When I finally got a good view across the largest of the pits, and had finished admiring a peregrine barreling past, a quick scan of the gulls revealed a potential yellow-legged sat up on a buoy. Which leads me to dusk-derived birding lesson number one: obtain half-decent optics. I spent far less than a fortune on both binoculars and spotting scope, but they both contain half-decent glass — and the difference between that and very cheap glass is revelatory. They both seem to gather light, scurrying off and bringing it eagerly back to your eyes; things in shadow via the naked eye are resolved as birds of colour. Without, that would merely have been an indeterminate gull. With a bigger lens, it would probably have been firmer than ‘potential’, but never mind.
Next, I picked out an interesting diving duck, standing out somehow from the rafts of tufties. I got that light-gleaning scope on it, since I knew a drake Scaup had been seen the day before. Unfortunately, by now I had finally run out of light, so colours were out of reach — which brings up birding lesson number two: pattern and shape are important. I made a mental note (for shame, I had no notebook to hand) of a tall, rounded head, complete absence of tuft, white sides not standing out in the dark from the back (which was, by extension, pale), and a sloping, submarine-like shape emerging from the water (when compared to the more ‘upright’ tufted ducks). Looking good for scaup, though I confess I only recorded it as ‘probable’ on the Berkshire news site; I suppose I still lack confidence in my own abilities.

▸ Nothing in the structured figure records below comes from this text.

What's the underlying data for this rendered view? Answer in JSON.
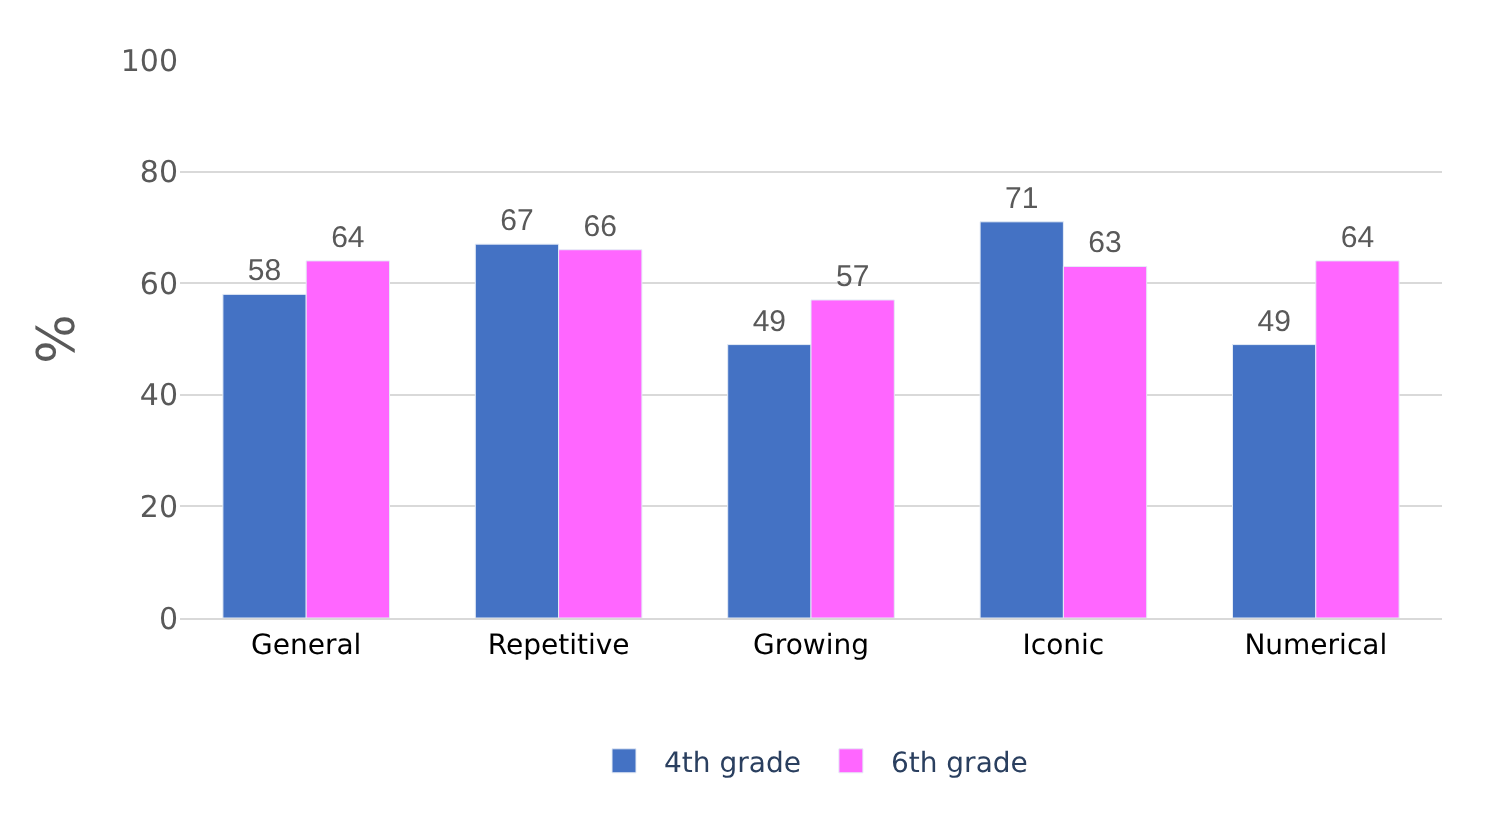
{
  "chart_data": {
    "type": "bar",
    "categories": [
      "General",
      "Repetitive",
      "Growing",
      "Iconic",
      "Numerical"
    ],
    "series": [
      {
        "name": "4th grade",
        "color": "#4472c4",
        "values": [
          58,
          67,
          49,
          71,
          49
        ]
      },
      {
        "name": "6th grade",
        "color": "#ff66ff",
        "values": [
          64,
          66,
          57,
          63,
          64
        ]
      }
    ],
    "ylabel": "%",
    "ylim": [
      0,
      100
    ],
    "yticks": [
      0,
      20,
      40,
      60,
      80,
      100
    ],
    "grid": "y",
    "legend": "bottom",
    "data_labels": true
  }
}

Twilight birding, then, provides both unique pleasures and testing challenges. True enough, it’s easier pickings at noon when shadows are short and the light evenly distributed. But you’d miss out on that special time when birds and other beasts are on the move, and the fleeting present moment of the daytime hours is eclipsed, once more, by the gathering ancient dark. And as the year wanes into autumn, we’re likewise coming into the very season of half-light — as night follows day, so winter is on its way, and the whole hemisphere is feverishly storing food and bedding down in preparation. For me there’s no better time of year to enjoy a crisp-leaved, woodsmoke-scented expedition into the half light.